Felix Klein (1849-1925) is characterized by outstanding results in mathematics, its applications, and as a head of the reform of mathematical instruction. From early on, he was internationally oriented and supported mathematically gifted students regardless of their sex, religion, and nationality. This presentation will focus on Klein’s engagement as an impetus behind women studying mathematics. Klein cooperated with numerous foreign colleagues who also promoted women in mathematics. Among them were the geometrician Gaston Darboux (1842-1917) in France, Luigi Cremona (1830-1903) in Italy, Arthur Cayley (1821-1895) in the United Kingdom, Hieronymus G. Zeuthen (1839-1920) in Denmark, and James Joseph Sylvester (1814-1897). Since the 1890s, when he began to create a famous international centre of mathematics at the University of Göttingen, Klein not only allowed male mathematicians from abroad to attend his courses, but also women. David Hilbert (1862-1943) followed in Klein’s footsteps.

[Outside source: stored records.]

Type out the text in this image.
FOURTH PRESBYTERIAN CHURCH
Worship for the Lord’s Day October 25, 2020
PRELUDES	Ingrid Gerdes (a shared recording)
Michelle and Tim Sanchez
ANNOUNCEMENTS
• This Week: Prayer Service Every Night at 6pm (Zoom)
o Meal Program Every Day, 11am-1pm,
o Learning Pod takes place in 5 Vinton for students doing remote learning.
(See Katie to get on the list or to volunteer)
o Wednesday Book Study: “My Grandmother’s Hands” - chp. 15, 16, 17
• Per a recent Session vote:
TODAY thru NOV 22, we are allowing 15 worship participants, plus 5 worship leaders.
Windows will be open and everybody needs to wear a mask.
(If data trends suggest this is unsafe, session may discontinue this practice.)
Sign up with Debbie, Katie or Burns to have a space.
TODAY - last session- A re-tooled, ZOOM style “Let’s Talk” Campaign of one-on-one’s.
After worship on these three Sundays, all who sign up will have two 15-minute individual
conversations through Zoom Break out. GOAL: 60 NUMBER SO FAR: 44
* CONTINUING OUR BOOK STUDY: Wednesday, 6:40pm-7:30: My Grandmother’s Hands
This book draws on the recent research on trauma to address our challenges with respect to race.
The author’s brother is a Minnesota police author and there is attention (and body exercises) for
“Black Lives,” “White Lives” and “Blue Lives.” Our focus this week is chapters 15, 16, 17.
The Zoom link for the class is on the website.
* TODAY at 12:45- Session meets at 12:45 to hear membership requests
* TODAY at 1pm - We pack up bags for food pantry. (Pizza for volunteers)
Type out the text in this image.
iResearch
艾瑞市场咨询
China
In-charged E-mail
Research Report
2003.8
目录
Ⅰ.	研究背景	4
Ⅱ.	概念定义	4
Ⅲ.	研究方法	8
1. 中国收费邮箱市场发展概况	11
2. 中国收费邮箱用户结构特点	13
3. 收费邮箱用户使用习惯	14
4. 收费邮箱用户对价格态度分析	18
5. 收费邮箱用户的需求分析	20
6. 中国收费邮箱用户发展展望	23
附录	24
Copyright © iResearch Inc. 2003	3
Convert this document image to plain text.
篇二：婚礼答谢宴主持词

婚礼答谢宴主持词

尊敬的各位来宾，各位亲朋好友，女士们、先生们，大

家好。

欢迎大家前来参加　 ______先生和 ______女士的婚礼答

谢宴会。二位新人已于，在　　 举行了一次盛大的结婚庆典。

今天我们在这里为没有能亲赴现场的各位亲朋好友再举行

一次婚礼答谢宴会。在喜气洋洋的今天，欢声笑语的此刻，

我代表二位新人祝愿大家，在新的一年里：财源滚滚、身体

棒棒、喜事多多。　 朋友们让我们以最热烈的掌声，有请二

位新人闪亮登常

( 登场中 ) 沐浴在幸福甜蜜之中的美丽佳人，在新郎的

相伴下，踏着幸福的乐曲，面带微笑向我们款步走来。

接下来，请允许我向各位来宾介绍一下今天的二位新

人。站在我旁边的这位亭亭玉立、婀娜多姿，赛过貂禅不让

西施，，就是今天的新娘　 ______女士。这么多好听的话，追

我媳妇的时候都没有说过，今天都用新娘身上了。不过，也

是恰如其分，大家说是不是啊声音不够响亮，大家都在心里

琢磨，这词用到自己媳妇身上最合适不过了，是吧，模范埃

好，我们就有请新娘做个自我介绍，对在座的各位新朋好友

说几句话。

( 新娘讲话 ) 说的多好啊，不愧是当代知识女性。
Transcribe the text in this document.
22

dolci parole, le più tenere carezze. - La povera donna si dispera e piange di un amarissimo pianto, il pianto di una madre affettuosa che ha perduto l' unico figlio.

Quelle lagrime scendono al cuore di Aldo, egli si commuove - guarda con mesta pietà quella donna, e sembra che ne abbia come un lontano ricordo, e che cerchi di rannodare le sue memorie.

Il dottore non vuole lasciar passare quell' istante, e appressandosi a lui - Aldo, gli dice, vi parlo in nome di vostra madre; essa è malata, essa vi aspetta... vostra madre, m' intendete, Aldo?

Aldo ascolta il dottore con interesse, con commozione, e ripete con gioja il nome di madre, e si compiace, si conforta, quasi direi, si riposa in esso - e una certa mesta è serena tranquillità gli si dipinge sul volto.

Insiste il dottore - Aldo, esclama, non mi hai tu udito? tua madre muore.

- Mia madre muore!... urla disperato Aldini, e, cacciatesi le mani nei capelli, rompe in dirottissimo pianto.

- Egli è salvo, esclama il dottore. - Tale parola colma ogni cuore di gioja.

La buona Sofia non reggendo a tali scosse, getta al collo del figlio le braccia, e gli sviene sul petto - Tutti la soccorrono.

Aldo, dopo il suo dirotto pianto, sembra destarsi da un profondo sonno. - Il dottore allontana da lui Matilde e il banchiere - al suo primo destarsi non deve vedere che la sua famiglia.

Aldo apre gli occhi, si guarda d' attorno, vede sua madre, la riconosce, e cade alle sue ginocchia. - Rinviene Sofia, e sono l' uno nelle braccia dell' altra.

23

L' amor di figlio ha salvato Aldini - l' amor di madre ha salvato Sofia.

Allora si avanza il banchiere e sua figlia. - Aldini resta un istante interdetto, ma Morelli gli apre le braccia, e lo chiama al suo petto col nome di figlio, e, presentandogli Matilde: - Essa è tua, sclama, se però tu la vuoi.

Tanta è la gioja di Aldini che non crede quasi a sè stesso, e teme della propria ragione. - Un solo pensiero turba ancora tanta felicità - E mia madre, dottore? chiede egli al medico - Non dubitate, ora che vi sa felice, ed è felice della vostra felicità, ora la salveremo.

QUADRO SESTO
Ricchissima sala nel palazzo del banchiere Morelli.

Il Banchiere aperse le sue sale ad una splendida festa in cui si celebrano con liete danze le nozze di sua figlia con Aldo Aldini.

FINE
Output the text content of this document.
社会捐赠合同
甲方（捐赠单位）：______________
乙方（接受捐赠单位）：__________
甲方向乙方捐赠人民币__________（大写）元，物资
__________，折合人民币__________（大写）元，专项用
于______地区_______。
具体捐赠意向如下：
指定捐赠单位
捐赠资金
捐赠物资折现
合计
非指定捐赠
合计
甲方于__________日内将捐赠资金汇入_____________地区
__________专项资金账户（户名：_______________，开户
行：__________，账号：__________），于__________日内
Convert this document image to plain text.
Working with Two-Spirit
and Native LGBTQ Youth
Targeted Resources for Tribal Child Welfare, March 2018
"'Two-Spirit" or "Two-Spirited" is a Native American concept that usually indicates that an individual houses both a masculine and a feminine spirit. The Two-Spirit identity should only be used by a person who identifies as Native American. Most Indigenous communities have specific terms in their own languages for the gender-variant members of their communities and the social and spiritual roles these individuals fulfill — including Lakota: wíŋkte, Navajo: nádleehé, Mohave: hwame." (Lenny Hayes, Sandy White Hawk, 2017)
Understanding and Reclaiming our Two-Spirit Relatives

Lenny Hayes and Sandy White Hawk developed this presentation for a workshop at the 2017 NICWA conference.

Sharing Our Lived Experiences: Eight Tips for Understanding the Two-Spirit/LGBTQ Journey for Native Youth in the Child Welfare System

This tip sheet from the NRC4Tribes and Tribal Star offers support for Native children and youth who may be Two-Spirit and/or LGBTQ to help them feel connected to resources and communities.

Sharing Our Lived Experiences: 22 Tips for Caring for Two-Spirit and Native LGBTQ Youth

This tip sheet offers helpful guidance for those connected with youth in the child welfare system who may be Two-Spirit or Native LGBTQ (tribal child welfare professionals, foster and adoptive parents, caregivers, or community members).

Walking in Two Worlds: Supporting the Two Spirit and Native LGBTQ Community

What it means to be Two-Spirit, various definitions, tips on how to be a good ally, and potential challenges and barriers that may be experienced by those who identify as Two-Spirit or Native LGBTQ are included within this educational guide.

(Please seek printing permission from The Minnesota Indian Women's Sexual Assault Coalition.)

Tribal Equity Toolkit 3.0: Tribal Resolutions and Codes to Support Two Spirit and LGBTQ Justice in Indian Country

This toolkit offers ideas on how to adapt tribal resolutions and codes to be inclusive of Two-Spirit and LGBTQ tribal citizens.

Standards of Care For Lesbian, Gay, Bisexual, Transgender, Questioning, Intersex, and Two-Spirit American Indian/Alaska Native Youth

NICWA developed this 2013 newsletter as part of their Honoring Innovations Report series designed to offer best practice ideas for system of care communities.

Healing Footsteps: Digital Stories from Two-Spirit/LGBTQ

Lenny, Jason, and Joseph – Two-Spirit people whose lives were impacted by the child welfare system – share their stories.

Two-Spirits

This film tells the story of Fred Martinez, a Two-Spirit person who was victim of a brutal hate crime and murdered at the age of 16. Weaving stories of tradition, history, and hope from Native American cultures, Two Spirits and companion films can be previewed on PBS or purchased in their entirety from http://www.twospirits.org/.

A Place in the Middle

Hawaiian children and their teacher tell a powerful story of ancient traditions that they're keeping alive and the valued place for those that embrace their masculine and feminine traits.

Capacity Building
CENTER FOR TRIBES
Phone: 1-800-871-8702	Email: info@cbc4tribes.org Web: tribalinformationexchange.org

The present contribution examines the beginning of women’s mathematical study at German universities and analyses the special efforts of Klein and Hilbert. It will be shown that they had to fight for the right of women to study and to receive doctoral and post-doctoral degrees. The analysis is based on archival materials in Göttingen related to the careers of Klein and Hilbert, among other sources. In this context, I will also discuss factors that influenced women’s careers in mathematics and still have a lasting effect today.